While her steps back up toward the horses were laced with Adhesion, she cradled her great uncle’s emaciated body against her chest. With respect, she laid him gently across the flank of the strong steed while arranging her furs over top of him. The wind howled higher up on the ridge, but no more than around her form. Despite that, Tarem’s hand risked the damage and found her shoulder with wet eyes.
"Sister..."
She looked to him steadily. All this time, Sevra had wanted nothing more than her search for Thelasi to finally be over.
"I know. But I’m not leaving him to rest in this cold place. He hated the cold. He never should have come here."
But now, her search for the merchant known as Teovar that the cultists exalted in the Memory would have to begin immediately. Pushing the Saltfire to explore deeper into that granted territory in the first place, offering maps and knowledge... his goal had always been one thing. Recovering the prophesized reincarnator, who had been in a form of hibernation much, much longer than her great uncle had managed.
And the great niece would grieve as slowly as she wanted to, when she wanted to.
⟠ ⟠ ⟠
The cave entrance on the southern coastline was barely visible. Even should the light not be failing to twilight, it was a hard place to find without knowledge and intent. Teovar stood beside it, in his gaudy clothing, with one hand resting on a mortal man’s shoulder... in all the false fellowship the merchant always used for dealing with his marks.
"Twenty paces inside, you’ll find the shelf I mentioned on the left. Set the container there and return. Simple work for what I’m paying you. Ah, if only my assistant didn’t run off, I wouldn’t have to make these sorts of dealings..."

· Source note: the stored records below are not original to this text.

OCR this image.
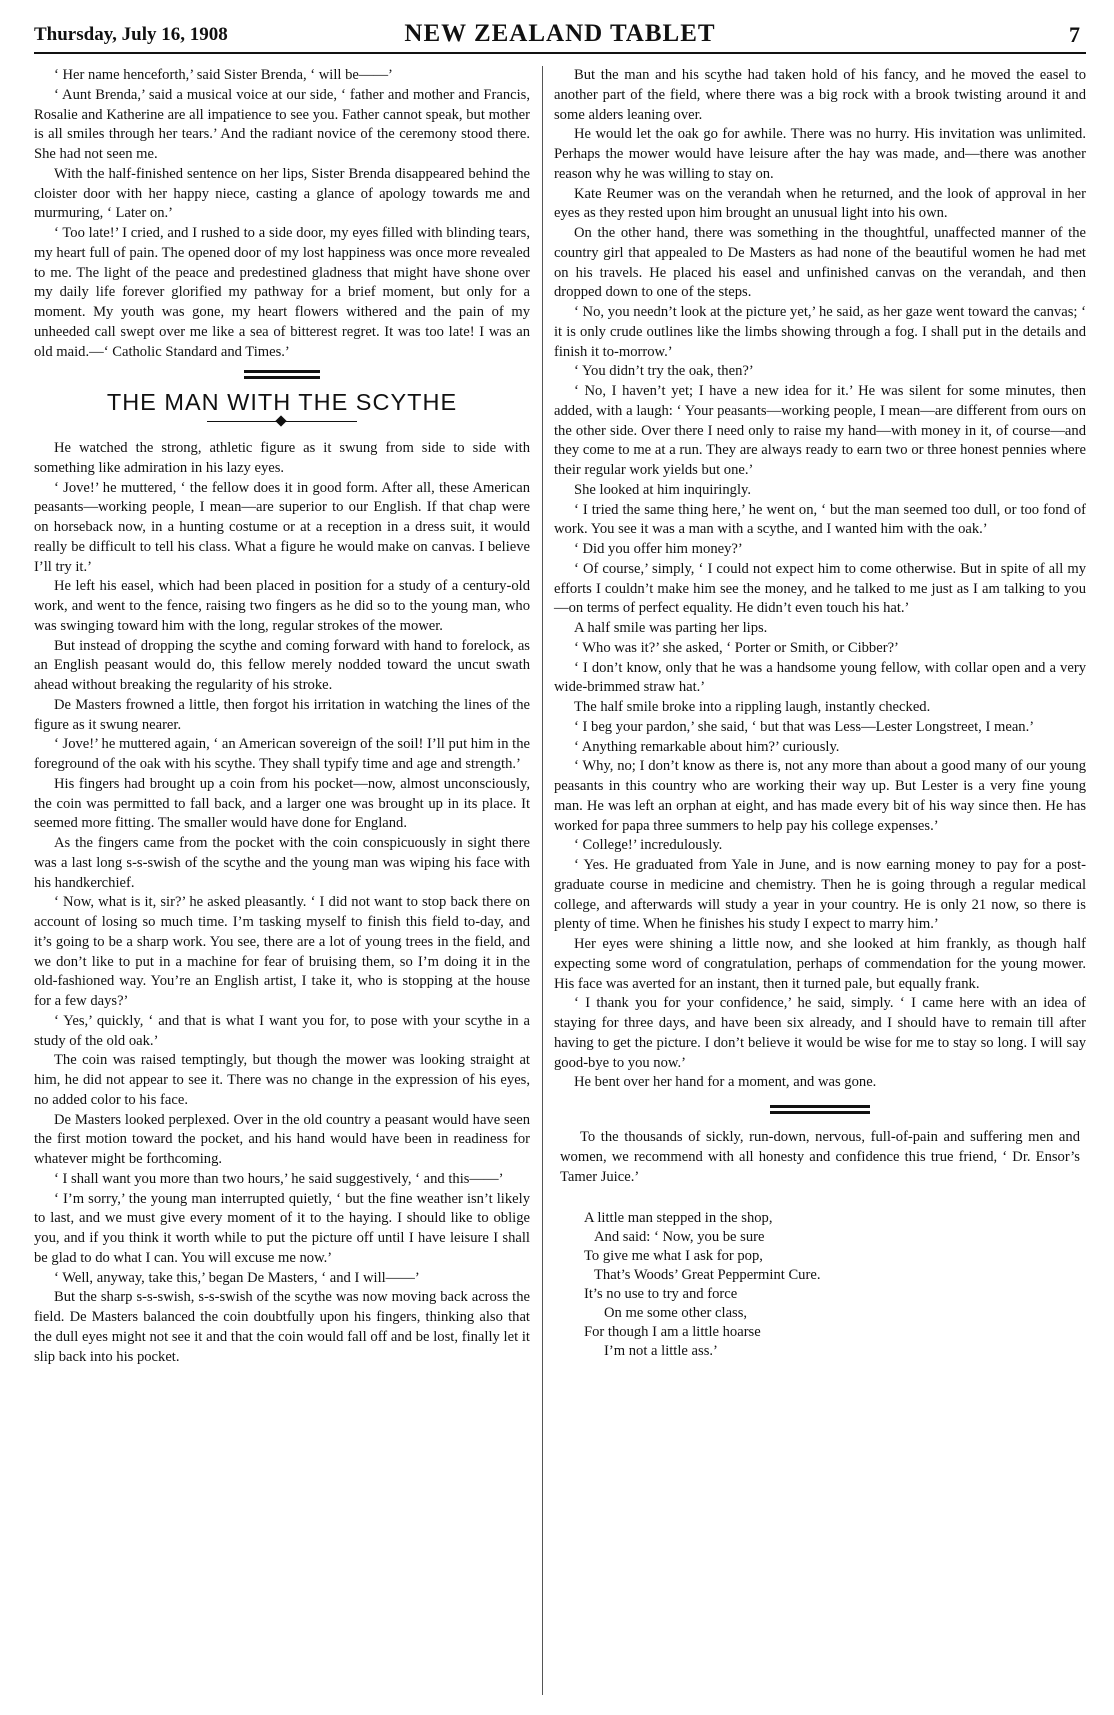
Thursday, July 16, 1908	NEW ZEALAND TABLET	7

‘ Her name henceforth,’ said Sister Brenda, ‘ will be——’

‘ Aunt Brenda,’ said a musical voice at our side, ‘ father and mother and Francis, Rosalie and Katherine are all impatience to see you. Father cannot speak, but mother is all smiles through her tears.’ And the radiant novice of the ceremony stood there. She had not seen me.

With the half-finished sentence on her lips, Sister Brenda disappeared behind the cloister door with her happy niece, casting a glance of apology towards me and murmuring, ‘ Later on.’

‘ Too late!’ I cried, and I rushed to a side door, my eyes filled with blinding tears, my heart full of pain. The opened door of my lost happiness was once more revealed to me. The light of the peace and predestined gladness that might have shone over my daily life forever glorified my pathway for a brief moment, but only for a moment. My youth was gone, my heart flowers withered and the pain of my unheeded call swept over me like a sea of bitterest regret. It was too late! I was an old maid.—‘ Catholic Standard and Times.’

THE MAN WITH THE SCYTHE

He watched the strong, athletic figure as it swung from side to side with something like admiration in his lazy eyes.

‘ Jove!’ he muttered, ‘ the fellow does it in good form. After all, these American peasants—working people, I mean—are superior to our English. If that chap were on horseback now, in a hunting costume or at a reception in a dress suit, it would really be difficult to tell his class. What a figure he would make on canvas. I believe I’ll try it.’

He left his easel, which had been placed in position for a study of a century-old work, and went to the fence, raising two fingers as he did so to the young man, who was swinging toward him with the long, regular strokes of the mower.

But instead of dropping the scythe and coming forward with hand to forelock, as an English peasant would do, this fellow merely nodded toward the uncut swath ahead without breaking the regularity of his stroke.

De Masters frowned a little, then forgot his irritation in watching the lines of the figure as it swung nearer.

‘ Jove!’ he muttered again, ‘ an American sovereign of the soil! I’ll put him in the foreground of the oak with his scythe. They shall typify time and age and strength.’

His fingers had brought up a coin from his pocket—now, almost unconsciously, the coin was permitted to fall back, and a larger one was brought up in its place. It seemed more fitting. The smaller would have done for England.

As the fingers came from the pocket with the coin conspicuously in sight there was a last long s-s-swish of the scythe and the young man was wiping his face with his handkerchief.

‘ Now, what is it, sir?’ he asked pleasantly. ‘ I did not want to stop back there on account of losing so much time. I’m tasking myself to finish this field to-day, and it’s going to be a sharp work. You see, there are a lot of young trees in the field, and we don’t like to put in a machine for fear of bruising them, so I’m doing it in the old-fashioned way. You’re an English artist, I take it, who is stopping at the house for a few days?’

‘ Yes,’ quickly, ‘ and that is what I want you for, to pose with your scythe in a study of the old oak.’

The coin was raised temptingly, but though the mower was looking straight at him, he did not appear to see it. There was no change in the expression of his eyes, no added color to his face.

De Masters looked perplexed. Over in the old country a peasant would have seen the first motion toward the pocket, and his hand would have been in readiness for whatever might be forthcoming.

‘ I shall want you more than two hours,’ he said suggestively, ‘ and this——’

‘ I’m sorry,’ the young man interrupted quietly, ‘ but the fine weather isn’t likely to last, and we must give every moment of it to the haying. I should like to oblige you, and if you think it worth while to put the picture off until I have leisure I shall be glad to do what I can. You will excuse me now.’

‘ Well, anyway, take this,’ began De Masters, ‘ and I will——’

But the sharp s-s-swish, s-s-swish of the scythe was now moving back across the field. De Masters balanced the coin doubtfully upon his fingers, thinking also that the dull eyes might not see it and that the coin would fall off and be lost, finally let it slip back into his pocket.

But the man and his scythe had taken hold of his fancy, and he moved the easel to another part of the field, where there was a big rock with a brook twisting around it and some alders leaning over.

He would let the oak go for awhile. There was no hurry. His invitation was unlimited. Perhaps the mower would have leisure after the hay was made, and—there was another reason why he was willing to stay on.

Kate Reumer was on the verandah when he returned, and the look of approval in her eyes as they rested upon him brought an unusual light into his own.

On the other hand, there was something in the thoughtful, unaffected manner of the country girl that appealed to De Masters as had none of the beautiful women he had met on his travels. He placed his easel and unfinished canvas on the verandah, and then dropped down to one of the steps.

‘ No, you needn’t look at the picture yet,’ he said, as her gaze went toward the canvas; ‘ it is only crude outlines like the limbs showing through a fog. I shall put in the details and finish it to-morrow.’

‘ You didn’t try the oak, then?’

‘ No, I haven’t yet; I have a new idea for it.’ He was silent for some minutes, then added, with a laugh: ‘ Your peasants—working people, I mean—are different from ours on the other side. Over there I need only to raise my hand—with money in it, of course—and they come to me at a run. They are always ready to earn two or three honest pennies where their regular work yields but one.’

She looked at him inquiringly.

‘ I tried the same thing here,’ he went on, ‘ but the man seemed too dull, or too fond of work. You see it was a man with a scythe, and I wanted him with the oak.’

‘ Did you offer him money?’

‘ Of course,’ simply, ‘ I could not expect him to come otherwise. But in spite of all my efforts I couldn’t make him see the money, and he talked to me just as I am talking to you—on terms of perfect equality. He didn’t even touch his hat.’

A half smile was parting her lips.

‘ Who was it?’ she asked, ‘ Porter or Smith, or Cibber?’

‘ I don’t know, only that he was a handsome young fellow, with collar open and a very wide-brimmed straw hat.’

The half smile broke into a rippling laugh, instantly checked.

‘ I beg your pardon,’ she said, ‘ but that was Less—Lester Longstreet, I mean.’

‘ Anything remarkable about him?’ curiously.

‘ Why, no; I don’t know as there is, not any more than about a good many of our young peasants in this country who are working their way up. But Lester is a very fine young man. He was left an orphan at eight, and has made every bit of his way since then. He has worked for papa three summers to help pay his college expenses.’

‘ College!’ incredulously.

‘ Yes. He graduated from Yale in June, and is now earning money to pay for a post-graduate course in medicine and chemistry. Then he is going through a regular medical college, and afterwards will study a year in your country. He is only 21 now, so there is plenty of time. When he finishes his study I expect to marry him.’

Her eyes were shining a little now, and she looked at him frankly, as though half expecting some word of congratulation, perhaps of commendation for the young mower. His face was averted for an instant, then it turned pale, but equally frank.

‘ I thank you for your confidence,’ he said, simply. ‘ I came here with an idea of staying for three days, and have been six already, and I should have to remain till after having to get the picture. I don’t believe it would be wise for me to stay so long. I will say good-bye to you now.’

He bent over her hand for a moment, and was gone.

To the thousands of sickly, run-down, nervous, full-of-pain and suffering men and women, we recommend with all honesty and confidence this true friend, ‘ Dr. Ensor’s Tamer Juice.’

A little man stepped in the shop,
And said: ‘ Now, you be sure
To give me what I ask for pop,
That’s Woods’ Great Peppermint Cure.
It’s no use to try and force
On me some other class,
For though I am a little hoarse
I’m not a little ass.’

The mortal clutched the sealed box, thinking of the cultivation aids waiting for his daughter... a rare child born to that opportunity from ’normal’ parents. He’d come this far with him, after talking within an alley of the portside market, despite his suspicions growing due to the distant location. Desperation, even more than apathy, could make people overlook what they might otherwise question.
He stepped into the Shadow of the cave and past the sigils that he had been told were meant only to keep cultivators out. It felt like the kind of natural place that might house bandits or wild beasts, but the path inward did seem clear and simple as he was promised. The only thing is, he would realize at twenty and twenty-five paces that no such thing as a shelf or any furniture existed.
Teovar counted silently, used to this already. When he guessed the man was around thirty paces in after starting to reach out and find where he was supposed to go... the first set of screams tumbled back through the entrance. Tinged with raw terror of realizing you were not alone - and what you were stuck inside with was not kind. Or small.
The second set of pitched sounds was different. Gurgling wet and shortened. Followed by the crunch of bone and other horrific noises. Raspy breathing that was as close to muffled pleasure as it could be. Something the cultist recognized as scales sliding back to rest on stone. But he didn’t flinch from any of it. Only paused before going back to the city to hunt for a few more to place his hand on the stone of the entryway.
"I will feed you all you need. Until you take Fate back into your own hands. Years. Decades. Millennia. For the Restoration."
Faith motivated the shady merchant, already composing the next kind of sales pitch to use when they moved to another city. After all, he was quite good at making deals and never getting caught by those who felt he had wronged them.